Des voix attirèrent son attention à l’un des chemins et elle aperçut l’homme humain escorté par des gardes, les armes à la main aussi. Ils l’emmenèrent près de moi, puis s’éloignèrent sans mot dire.

« Une fois de plus, bonjour. Est-ce que ça va ? Pourquoi avez-vous les mains ligotées ? Demanda Star, soulagée de voir cet étranger. Qui que ce soit, il semblait relativement calme et maintenant qu’elle était à mesure de la voir de plus près, sans aucun doute humain et vraiment canon.

« Je crois que ça va. Je ne sais pas ce qui se passe. Je m’étais bien comporté. Je portais cette tunique ridicule et collante lorsqu’un garde est venu dans ma chambre et a ligoté mes mains. »

« Je pourrais défaire les nœuds. Rapprochez-vous un peu et tournez le dos vers moi. Je ne pense pas que les gardes s’en apercevront si nous ne bougeons pas beaucoup. »

« Merci. Mais je crois que je les avais presque détachés. Continue de bloquer mon dos. En passant, je m’appelle Adam Henderson. Et comment pourrais-je vous appeler ? »

« Star. Star Lite. » Elle afficha un léger sourire au petit rire qu’elle entendit. « Mes parents faisaient preuve... d’imagination. »

« J’imagine. C’est bon, ça marche. » Adam remua ses mains, saisit celles de Star et les serrèrent. « Avez-vous une idée de ce qui se passe ? »

La force et la chaleur des mains d’Adam procurèrent à Star une sensation superbement réconfortante. Elle voulue aussi serrer fort les mains d’Adam sans les relâcher. Bien qu’ils ne se soient rencontrés que depuis quelques minutes, il y avait quelque chose qui l’attirait sur cet homme. Elle tremblait d’excitation et la chaleur se répandait partout dans son corps, surtout entre les jambes, fit-elle la remarque avec étonnement. De quoi s’agissait-il ? Son slip se mouilla et elle se rendit compte en sursaut qu’elle respirait fortement et se penchait sur lui, tout en frottant presque son dos sur le sien. Elle s’approcha d’un demi-pas et hocha la tête, tout en ayant une emprise sur sa libido lascive.
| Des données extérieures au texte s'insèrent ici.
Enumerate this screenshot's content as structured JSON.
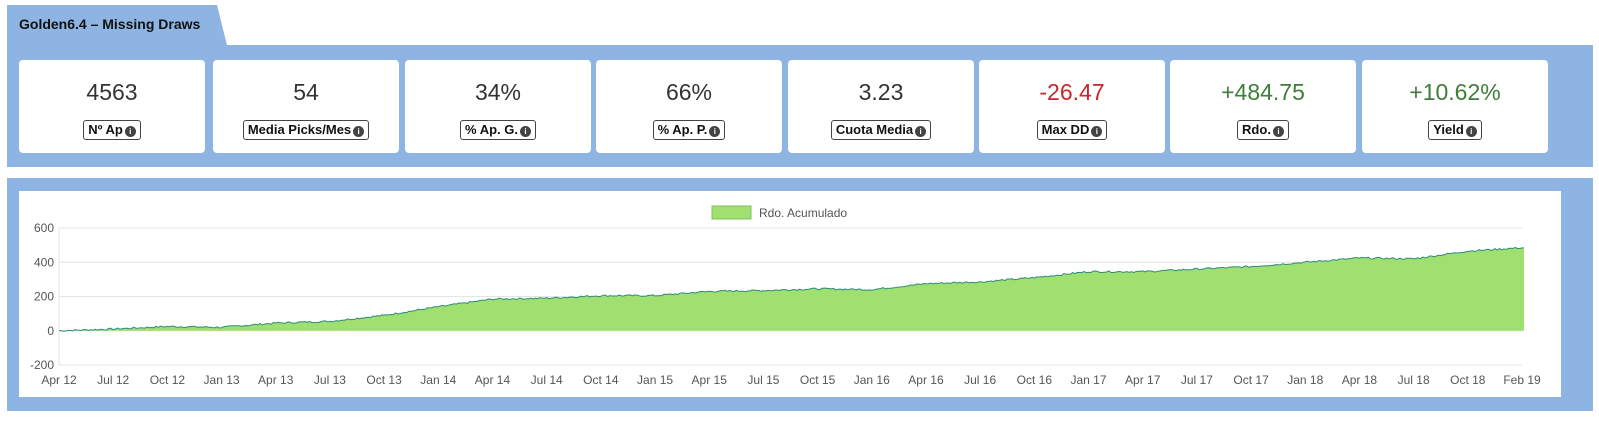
{
  "header": {
    "title": "Golden6.4 – Missing Draws"
  },
  "stats": [
    {
      "value": "4563",
      "label": "Nº Ap",
      "tone": "neutral"
    },
    {
      "value": "54",
      "label": "Media Picks/Mes",
      "tone": "neutral"
    },
    {
      "value": "34%",
      "label": "% Ap. G.",
      "tone": "neutral"
    },
    {
      "value": "66%",
      "label": "% Ap. P.",
      "tone": "neutral"
    },
    {
      "value": "3.23",
      "label": "Cuota Media",
      "tone": "neutral"
    },
    {
      "value": "-26.47",
      "label": "Max DD",
      "tone": "negative"
    },
    {
      "value": "+484.75",
      "label": "Rdo.",
      "tone": "positive"
    },
    {
      "value": "+10.62%",
      "label": "Yield",
      "tone": "positive"
    }
  ],
  "icons": {
    "info": "info-icon"
  },
  "colors": {
    "panel": "#8eb4e3",
    "area_fill": "#a0e070",
    "area_line": "#2e8b7a",
    "negative": "#c9262e",
    "positive": "#3f7e3a"
  },
  "chart_data": {
    "type": "area",
    "legend": {
      "label": "Rdo. Acumulado",
      "position": "top-center"
    },
    "ylim": [
      -200,
      600
    ],
    "yticks": [
      -200,
      0,
      200,
      400,
      600
    ],
    "grid": true,
    "x_ticks": [
      "Apr 12",
      "Jul 12",
      "Oct 12",
      "Jan 13",
      "Apr 13",
      "Jul 13",
      "Oct 13",
      "Jan 14",
      "Apr 14",
      "Jul 14",
      "Oct 14",
      "Jan 15",
      "Apr 15",
      "Jul 15",
      "Oct 15",
      "Jan 16",
      "Apr 16",
      "Jul 16",
      "Oct 16",
      "Jan 17",
      "Apr 17",
      "Jul 17",
      "Oct 17",
      "Jan 18",
      "Apr 18",
      "Jul 18",
      "Oct 18",
      "Feb 19"
    ],
    "series": [
      {
        "name": "Rdo. Acumulado",
        "x": [
          "Apr 12",
          "Jul 12",
          "Oct 12",
          "Jan 13",
          "Apr 13",
          "Jul 13",
          "Oct 13",
          "Jan 14",
          "Apr 14",
          "Jul 14",
          "Oct 14",
          "Jan 15",
          "Apr 15",
          "Jul 15",
          "Oct 15",
          "Jan 16",
          "Apr 16",
          "Jul 16",
          "Oct 16",
          "Jan 17",
          "Apr 17",
          "Jul 17",
          "Oct 17",
          "Jan 18",
          "Apr 18",
          "Jul 18",
          "Oct 18",
          "Feb 19"
        ],
        "values": [
          0,
          10,
          25,
          20,
          45,
          55,
          90,
          140,
          185,
          190,
          205,
          205,
          230,
          235,
          245,
          240,
          275,
          285,
          310,
          345,
          345,
          360,
          375,
          400,
          425,
          420,
          465,
          485
        ]
      }
    ]
  }
}
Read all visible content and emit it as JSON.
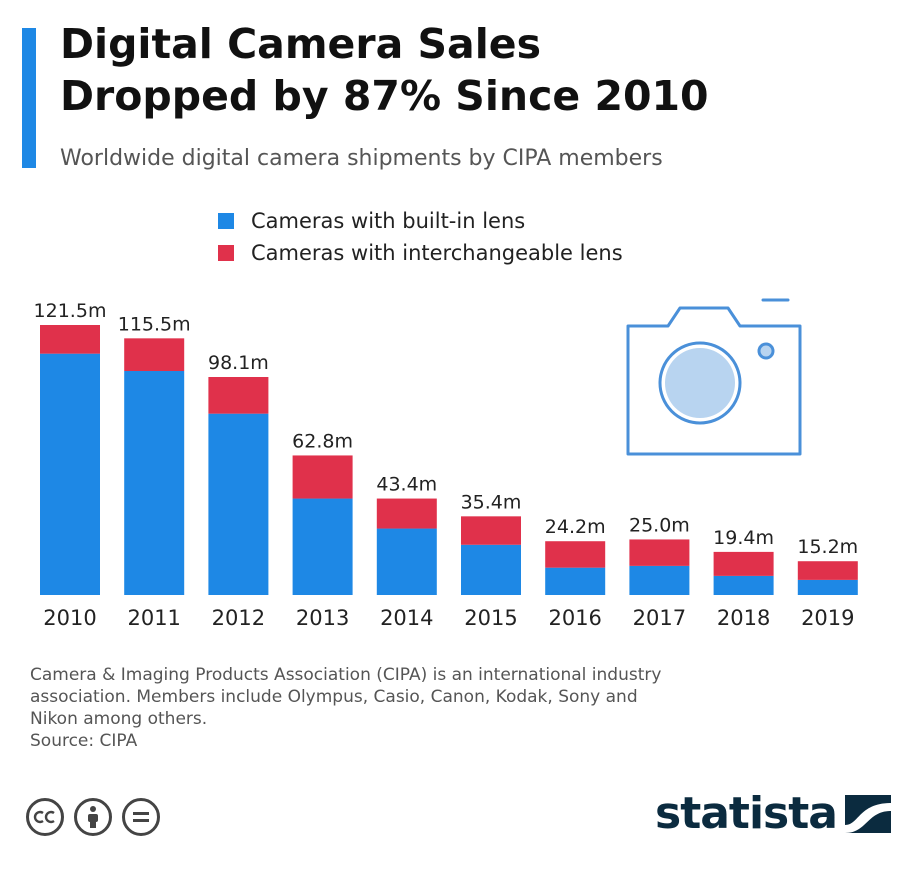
{
  "header": {
    "title_line1": "Digital Camera Sales",
    "title_line2": "Dropped by 87% Since 2010",
    "subtitle": "Worldwide digital camera shipments by CIPA members"
  },
  "colors": {
    "accent": "#1e88e5",
    "built_in": "#1e88e5",
    "interchangeable": "#e0314b",
    "icon": "#4a90d9",
    "brand": "#0b2b3f"
  },
  "chart_data": {
    "type": "bar",
    "stacked": true,
    "categories": [
      "2010",
      "2011",
      "2012",
      "2013",
      "2014",
      "2015",
      "2016",
      "2017",
      "2018",
      "2019"
    ],
    "series": [
      {
        "name": "Cameras with built-in lens",
        "values": [
          108.6,
          100.8,
          81.6,
          43.4,
          29.9,
          22.6,
          12.3,
          13.1,
          8.6,
          6.8
        ]
      },
      {
        "name": "Cameras with interchangeable lens",
        "values": [
          12.9,
          14.7,
          16.5,
          19.4,
          13.5,
          12.8,
          11.9,
          11.9,
          10.8,
          8.4
        ]
      }
    ],
    "totals": [
      121.5,
      115.5,
      98.1,
      62.8,
      43.4,
      35.4,
      24.2,
      25.0,
      19.4,
      15.2
    ],
    "data_labels": [
      "121.5m",
      "115.5m",
      "98.1m",
      "62.8m",
      "43.4m",
      "35.4m",
      "24.2m",
      "25.0m",
      "19.4m",
      "15.2m"
    ],
    "title": "Digital Camera Sales Dropped by 87% Since 2010",
    "xlabel": "",
    "ylabel": "",
    "ylim": [
      0,
      121.5
    ],
    "grid": false,
    "legend_position": "top"
  },
  "footnote": {
    "line1": "Camera & Imaging Products Association (CIPA) is an international industry",
    "line2": "association. Members include Olympus, Casio, Canon, Kodak, Sony and",
    "line3": "Nikon among others.",
    "source": "Source: CIPA"
  },
  "icons": [
    "camera-icon",
    "creative-commons-icon",
    "attribution-icon",
    "no-derivatives-icon",
    "statista-logo-icon"
  ],
  "brand": {
    "name": "statista"
  }
}
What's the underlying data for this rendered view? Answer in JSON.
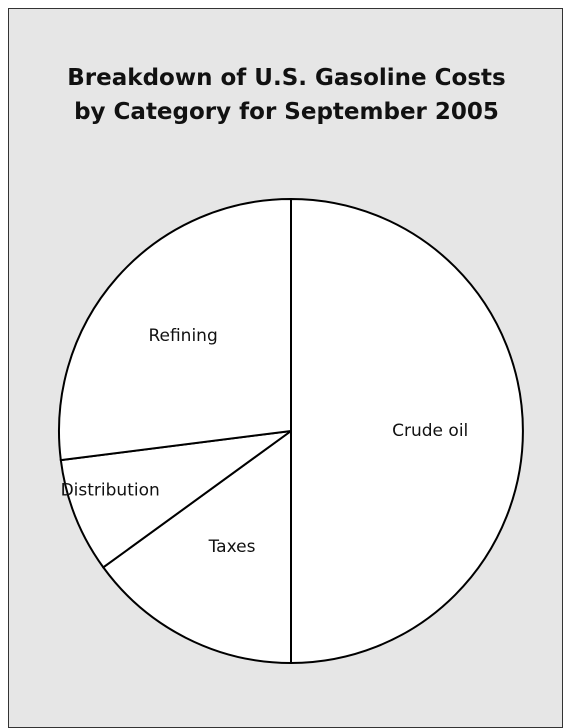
{
  "chart_data": {
    "type": "pie",
    "title": "Breakdown of U.S. Gasoline Costs by Category for September 2005",
    "title_lines": [
      "Breakdown of U.S. Gasoline Costs",
      "by Category for September 2005"
    ],
    "categories": [
      "Crude oil",
      "Taxes",
      "Distribution",
      "Refining"
    ],
    "values": [
      50,
      15,
      8,
      27
    ],
    "colors": [
      "#ffffff",
      "#ffffff",
      "#ffffff",
      "#ffffff"
    ],
    "outline_color": "#000000",
    "start_angle": "top",
    "direction": "clockwise"
  },
  "colors": {
    "panel_background": "#e6e6e6",
    "slice_fill": "#ffffff",
    "slice_stroke": "#000000"
  }
}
« Non, j’en ai aucune idée. On m’a jeté ici, comme vous. Comment vous êtes-vous libérée de cette corde ? »

« J’ai un peu pratiqué la magie quand j’étais plus jeune. Je sais donc m’y prendre avec les nœuds. »

Une image lui vint à l’esprit, Adam et restrictions. Elle repoussa cette image. Elle se demandait une fois de plus si elle avait des hallucinations d’origine médicamenteuse. Elle venait juste de rencontrer cet homme et sa pulsion sexuelle était stimulée. Elle devait se concentrer sur ce qui se passait autour d’elle et non s’intéresser à la chaleur qui émanait d’Adam.

Avant qu’ils puissent converser davantage, Vesta et Roven arrivèrent en toute hâte sur le chemin. Roven se saisit du bras d’Adam et la corde tomba au sol. Star recula, certaine que Roven serait vexé. Mais à sa grande surprise, il afficha juste un sourire. « Très bien. Je vois que nous avons fait le bon choix. À présent vous deux, dépêchez-vous. »

Ils s’avancèrent en compagnie de Vesta à côté d’elle et de Roven à côté d’Adam.